When defatted soy flour (52.5 percent protein) was substituted for one-half of the cake flour in the Mason et al. formula, the product was considered acceptable by a technological panel. The resulting percent protein content of the product containing one-half soy flour and one-half cake flour was slightly low, being 7.5 percent instead of 9.3 percent (RDA) of total calories.
Later, NASA determined that the protein content should remain at 7 to 8 percent of total
calories to assure suitability for consumption as a contingency food, under conditions of limited water intake. Several other soy fortified cakes, including cherry nut and chocolate nut, were furnished to NASA for evaluation and comment. NASA indicated interest in the fruitcake sample only."

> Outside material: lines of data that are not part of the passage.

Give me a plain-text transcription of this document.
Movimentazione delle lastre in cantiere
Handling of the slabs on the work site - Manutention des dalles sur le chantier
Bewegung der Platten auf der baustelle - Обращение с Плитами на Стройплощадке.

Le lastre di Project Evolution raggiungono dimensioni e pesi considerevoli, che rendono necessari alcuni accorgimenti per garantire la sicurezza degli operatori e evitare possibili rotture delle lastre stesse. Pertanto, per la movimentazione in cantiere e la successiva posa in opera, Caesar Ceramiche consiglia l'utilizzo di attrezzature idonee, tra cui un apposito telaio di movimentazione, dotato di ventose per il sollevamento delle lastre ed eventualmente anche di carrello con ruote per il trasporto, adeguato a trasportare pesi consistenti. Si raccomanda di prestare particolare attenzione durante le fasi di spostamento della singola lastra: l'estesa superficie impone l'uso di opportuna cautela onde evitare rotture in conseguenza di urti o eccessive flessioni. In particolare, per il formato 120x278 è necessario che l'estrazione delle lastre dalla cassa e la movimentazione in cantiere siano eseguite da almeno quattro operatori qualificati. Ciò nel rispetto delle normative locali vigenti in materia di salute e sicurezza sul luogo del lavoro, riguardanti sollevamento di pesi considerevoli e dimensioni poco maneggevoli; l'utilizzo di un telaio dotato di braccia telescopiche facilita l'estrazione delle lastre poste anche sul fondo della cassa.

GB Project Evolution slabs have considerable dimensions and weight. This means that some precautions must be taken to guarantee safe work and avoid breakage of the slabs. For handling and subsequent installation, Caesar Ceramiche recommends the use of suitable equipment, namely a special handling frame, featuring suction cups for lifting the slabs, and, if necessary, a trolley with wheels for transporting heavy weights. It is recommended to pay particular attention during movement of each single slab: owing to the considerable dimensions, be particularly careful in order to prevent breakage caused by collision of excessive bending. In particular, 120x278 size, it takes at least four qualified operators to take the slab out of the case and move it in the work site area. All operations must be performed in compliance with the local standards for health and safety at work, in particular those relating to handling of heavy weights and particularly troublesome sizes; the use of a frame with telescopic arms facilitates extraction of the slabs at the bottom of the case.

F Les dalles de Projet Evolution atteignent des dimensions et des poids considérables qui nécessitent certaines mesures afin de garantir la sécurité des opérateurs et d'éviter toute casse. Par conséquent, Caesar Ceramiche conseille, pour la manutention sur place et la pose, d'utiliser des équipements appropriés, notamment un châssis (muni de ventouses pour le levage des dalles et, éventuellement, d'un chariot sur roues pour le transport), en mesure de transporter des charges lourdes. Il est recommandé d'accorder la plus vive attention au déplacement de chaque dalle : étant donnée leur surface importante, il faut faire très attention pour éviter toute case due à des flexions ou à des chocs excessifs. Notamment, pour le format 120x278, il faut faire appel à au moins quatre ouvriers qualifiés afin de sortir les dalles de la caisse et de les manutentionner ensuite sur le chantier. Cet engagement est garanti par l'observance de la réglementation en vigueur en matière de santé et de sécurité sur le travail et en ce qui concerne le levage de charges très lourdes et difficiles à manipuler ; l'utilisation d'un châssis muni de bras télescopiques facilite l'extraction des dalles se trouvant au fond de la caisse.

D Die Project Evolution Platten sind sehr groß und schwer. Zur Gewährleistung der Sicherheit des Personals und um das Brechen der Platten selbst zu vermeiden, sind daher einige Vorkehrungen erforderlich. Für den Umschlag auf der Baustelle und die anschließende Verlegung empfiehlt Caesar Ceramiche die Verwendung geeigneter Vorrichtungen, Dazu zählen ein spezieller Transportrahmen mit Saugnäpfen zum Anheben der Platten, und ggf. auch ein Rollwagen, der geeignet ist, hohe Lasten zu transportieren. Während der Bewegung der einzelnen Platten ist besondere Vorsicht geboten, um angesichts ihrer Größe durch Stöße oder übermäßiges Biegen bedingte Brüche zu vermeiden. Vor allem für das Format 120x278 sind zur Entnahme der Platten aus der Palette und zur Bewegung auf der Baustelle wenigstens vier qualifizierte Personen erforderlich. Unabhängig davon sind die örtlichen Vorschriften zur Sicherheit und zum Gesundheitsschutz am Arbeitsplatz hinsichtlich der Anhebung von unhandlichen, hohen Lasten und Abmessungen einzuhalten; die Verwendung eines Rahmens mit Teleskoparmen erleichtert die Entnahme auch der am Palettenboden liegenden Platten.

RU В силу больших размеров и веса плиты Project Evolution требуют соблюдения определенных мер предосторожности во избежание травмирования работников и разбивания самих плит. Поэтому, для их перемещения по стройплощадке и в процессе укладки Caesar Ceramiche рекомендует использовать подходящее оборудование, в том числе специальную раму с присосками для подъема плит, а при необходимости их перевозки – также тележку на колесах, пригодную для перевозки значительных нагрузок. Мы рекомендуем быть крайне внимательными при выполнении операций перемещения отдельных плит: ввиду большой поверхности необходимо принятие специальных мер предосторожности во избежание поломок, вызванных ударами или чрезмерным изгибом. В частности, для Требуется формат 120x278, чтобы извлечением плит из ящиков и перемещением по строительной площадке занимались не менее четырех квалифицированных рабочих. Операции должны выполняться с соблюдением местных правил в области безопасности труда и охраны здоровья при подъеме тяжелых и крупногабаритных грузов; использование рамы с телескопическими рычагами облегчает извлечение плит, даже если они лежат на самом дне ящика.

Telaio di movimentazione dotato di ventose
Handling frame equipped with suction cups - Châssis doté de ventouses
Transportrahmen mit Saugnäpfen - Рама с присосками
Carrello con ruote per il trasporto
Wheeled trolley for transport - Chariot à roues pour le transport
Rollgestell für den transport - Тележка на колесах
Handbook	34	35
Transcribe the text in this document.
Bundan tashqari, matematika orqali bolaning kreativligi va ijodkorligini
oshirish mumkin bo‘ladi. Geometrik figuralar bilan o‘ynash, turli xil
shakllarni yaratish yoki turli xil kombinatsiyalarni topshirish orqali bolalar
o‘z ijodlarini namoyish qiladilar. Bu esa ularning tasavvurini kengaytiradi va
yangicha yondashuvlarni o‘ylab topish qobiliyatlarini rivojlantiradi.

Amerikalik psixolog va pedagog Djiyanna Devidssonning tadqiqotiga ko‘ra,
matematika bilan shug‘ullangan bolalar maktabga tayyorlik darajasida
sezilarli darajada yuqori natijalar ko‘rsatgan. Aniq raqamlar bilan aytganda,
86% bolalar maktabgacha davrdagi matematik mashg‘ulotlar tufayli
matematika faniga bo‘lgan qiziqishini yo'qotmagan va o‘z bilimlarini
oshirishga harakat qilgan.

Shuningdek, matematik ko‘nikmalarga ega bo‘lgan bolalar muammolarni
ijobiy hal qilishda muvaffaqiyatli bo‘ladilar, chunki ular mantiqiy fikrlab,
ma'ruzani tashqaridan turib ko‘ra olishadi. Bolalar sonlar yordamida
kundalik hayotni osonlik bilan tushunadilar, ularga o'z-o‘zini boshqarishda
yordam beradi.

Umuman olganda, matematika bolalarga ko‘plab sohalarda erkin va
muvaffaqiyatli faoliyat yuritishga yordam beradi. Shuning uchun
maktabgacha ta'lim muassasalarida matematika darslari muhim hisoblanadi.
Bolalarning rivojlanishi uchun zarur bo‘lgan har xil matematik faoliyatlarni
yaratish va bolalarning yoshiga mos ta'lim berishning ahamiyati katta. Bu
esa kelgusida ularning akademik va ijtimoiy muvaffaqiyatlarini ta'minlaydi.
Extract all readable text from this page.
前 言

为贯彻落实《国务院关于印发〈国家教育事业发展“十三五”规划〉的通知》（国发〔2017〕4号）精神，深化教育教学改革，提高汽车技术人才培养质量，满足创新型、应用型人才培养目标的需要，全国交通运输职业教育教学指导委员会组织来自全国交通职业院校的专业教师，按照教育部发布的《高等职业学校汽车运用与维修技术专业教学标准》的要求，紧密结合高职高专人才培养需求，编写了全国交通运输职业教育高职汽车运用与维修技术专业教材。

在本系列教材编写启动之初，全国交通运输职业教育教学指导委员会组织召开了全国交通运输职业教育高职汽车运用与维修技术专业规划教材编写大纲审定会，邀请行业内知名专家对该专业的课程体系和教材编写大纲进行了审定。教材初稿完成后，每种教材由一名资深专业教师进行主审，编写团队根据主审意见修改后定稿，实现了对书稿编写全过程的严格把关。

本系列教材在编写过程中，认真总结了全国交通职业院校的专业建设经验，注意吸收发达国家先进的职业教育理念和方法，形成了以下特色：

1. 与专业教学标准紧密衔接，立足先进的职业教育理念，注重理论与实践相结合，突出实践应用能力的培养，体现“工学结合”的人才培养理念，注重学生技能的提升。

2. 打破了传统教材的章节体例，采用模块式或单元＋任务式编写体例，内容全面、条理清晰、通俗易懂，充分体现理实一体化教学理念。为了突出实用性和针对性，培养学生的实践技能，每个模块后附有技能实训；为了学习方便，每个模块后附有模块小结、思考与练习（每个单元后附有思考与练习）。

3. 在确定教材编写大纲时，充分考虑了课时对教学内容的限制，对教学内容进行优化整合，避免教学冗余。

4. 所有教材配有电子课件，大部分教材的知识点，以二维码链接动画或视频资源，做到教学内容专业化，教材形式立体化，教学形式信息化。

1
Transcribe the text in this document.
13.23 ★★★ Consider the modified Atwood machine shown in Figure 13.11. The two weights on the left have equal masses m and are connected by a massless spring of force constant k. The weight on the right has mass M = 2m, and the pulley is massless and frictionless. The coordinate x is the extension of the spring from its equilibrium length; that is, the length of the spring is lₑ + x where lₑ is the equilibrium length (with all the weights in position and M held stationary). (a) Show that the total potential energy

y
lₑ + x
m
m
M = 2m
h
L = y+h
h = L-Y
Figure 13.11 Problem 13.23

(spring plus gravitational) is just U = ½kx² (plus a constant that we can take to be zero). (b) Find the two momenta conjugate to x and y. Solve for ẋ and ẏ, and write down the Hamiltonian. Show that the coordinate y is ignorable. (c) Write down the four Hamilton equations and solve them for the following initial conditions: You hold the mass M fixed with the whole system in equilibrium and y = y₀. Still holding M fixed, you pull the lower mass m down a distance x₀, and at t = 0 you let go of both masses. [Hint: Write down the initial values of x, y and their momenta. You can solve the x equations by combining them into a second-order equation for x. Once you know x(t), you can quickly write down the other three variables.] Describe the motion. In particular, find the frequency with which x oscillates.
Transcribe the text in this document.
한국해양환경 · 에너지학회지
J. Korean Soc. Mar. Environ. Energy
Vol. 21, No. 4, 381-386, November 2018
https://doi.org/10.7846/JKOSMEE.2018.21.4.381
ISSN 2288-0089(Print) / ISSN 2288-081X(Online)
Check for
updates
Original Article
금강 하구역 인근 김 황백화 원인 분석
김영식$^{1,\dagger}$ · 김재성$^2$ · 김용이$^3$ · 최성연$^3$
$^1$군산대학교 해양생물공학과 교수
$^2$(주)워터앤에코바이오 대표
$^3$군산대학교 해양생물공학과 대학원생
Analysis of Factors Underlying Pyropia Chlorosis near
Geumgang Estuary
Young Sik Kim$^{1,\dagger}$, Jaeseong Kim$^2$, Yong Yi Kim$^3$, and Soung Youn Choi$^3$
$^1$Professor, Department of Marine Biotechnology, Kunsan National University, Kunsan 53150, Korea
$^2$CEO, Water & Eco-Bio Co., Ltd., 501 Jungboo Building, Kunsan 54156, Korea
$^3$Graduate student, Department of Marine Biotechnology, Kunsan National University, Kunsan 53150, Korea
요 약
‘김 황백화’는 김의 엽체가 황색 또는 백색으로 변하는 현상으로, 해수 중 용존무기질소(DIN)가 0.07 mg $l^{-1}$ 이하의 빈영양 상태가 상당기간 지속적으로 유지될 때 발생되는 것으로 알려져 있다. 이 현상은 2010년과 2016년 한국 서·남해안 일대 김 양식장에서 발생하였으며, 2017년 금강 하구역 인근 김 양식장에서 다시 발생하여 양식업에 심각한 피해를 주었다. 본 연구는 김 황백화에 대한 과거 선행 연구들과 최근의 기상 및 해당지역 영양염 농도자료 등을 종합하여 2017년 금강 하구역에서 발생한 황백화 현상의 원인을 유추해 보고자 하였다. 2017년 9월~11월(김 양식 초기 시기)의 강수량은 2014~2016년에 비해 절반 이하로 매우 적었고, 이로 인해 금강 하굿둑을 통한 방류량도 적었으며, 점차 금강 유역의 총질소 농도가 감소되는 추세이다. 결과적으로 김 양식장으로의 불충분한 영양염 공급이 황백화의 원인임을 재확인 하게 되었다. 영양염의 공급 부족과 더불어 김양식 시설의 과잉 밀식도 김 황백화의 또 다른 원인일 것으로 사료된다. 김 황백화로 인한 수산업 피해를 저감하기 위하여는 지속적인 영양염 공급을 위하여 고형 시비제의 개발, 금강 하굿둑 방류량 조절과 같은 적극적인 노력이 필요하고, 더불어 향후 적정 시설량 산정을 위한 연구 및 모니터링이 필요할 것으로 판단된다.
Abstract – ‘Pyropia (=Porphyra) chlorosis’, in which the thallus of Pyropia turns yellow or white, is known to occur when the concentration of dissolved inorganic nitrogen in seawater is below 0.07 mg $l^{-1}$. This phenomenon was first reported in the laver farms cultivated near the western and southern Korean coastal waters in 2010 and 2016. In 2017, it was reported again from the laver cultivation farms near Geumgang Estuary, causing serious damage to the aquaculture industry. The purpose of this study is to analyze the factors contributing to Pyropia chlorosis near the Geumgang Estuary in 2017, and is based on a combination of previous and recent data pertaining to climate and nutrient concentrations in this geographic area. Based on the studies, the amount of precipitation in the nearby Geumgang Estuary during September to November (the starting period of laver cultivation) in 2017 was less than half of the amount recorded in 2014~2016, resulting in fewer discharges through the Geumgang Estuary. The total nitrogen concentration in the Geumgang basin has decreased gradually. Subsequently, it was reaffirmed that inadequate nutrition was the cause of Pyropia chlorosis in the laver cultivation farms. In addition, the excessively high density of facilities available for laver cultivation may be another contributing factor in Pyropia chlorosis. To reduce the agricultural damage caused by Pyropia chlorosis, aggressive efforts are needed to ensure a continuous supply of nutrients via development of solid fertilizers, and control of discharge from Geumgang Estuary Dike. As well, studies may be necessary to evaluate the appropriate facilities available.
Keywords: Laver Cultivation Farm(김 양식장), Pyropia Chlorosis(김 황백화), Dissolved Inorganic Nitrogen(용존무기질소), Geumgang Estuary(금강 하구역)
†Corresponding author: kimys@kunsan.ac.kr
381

This is fascinating. I remember how excited (and ultimately disappointed) we were to try Tang for the first time. The fruitcake does not look like it would disappoint!
You know? It was pretty good! Maybe not amazing (the hydration felt off, but that may have been an attempt to prolong the shelf life)
This is one of the best things I've ever read. I'm so excited to go listen to the Gravy episode!
KC thank you so much!!
i love a special interest combo!
This was such a fun, well-researched read, Bronwen. Can’t wait to listen to the podcast! Also, the two photos of vac-sealed fruitcake separated by 70ish years? Uncanncy. Agree with you that the massive cake doesn't quite look 350 pounds but if it is fruitcake, I suppose it could be so dense.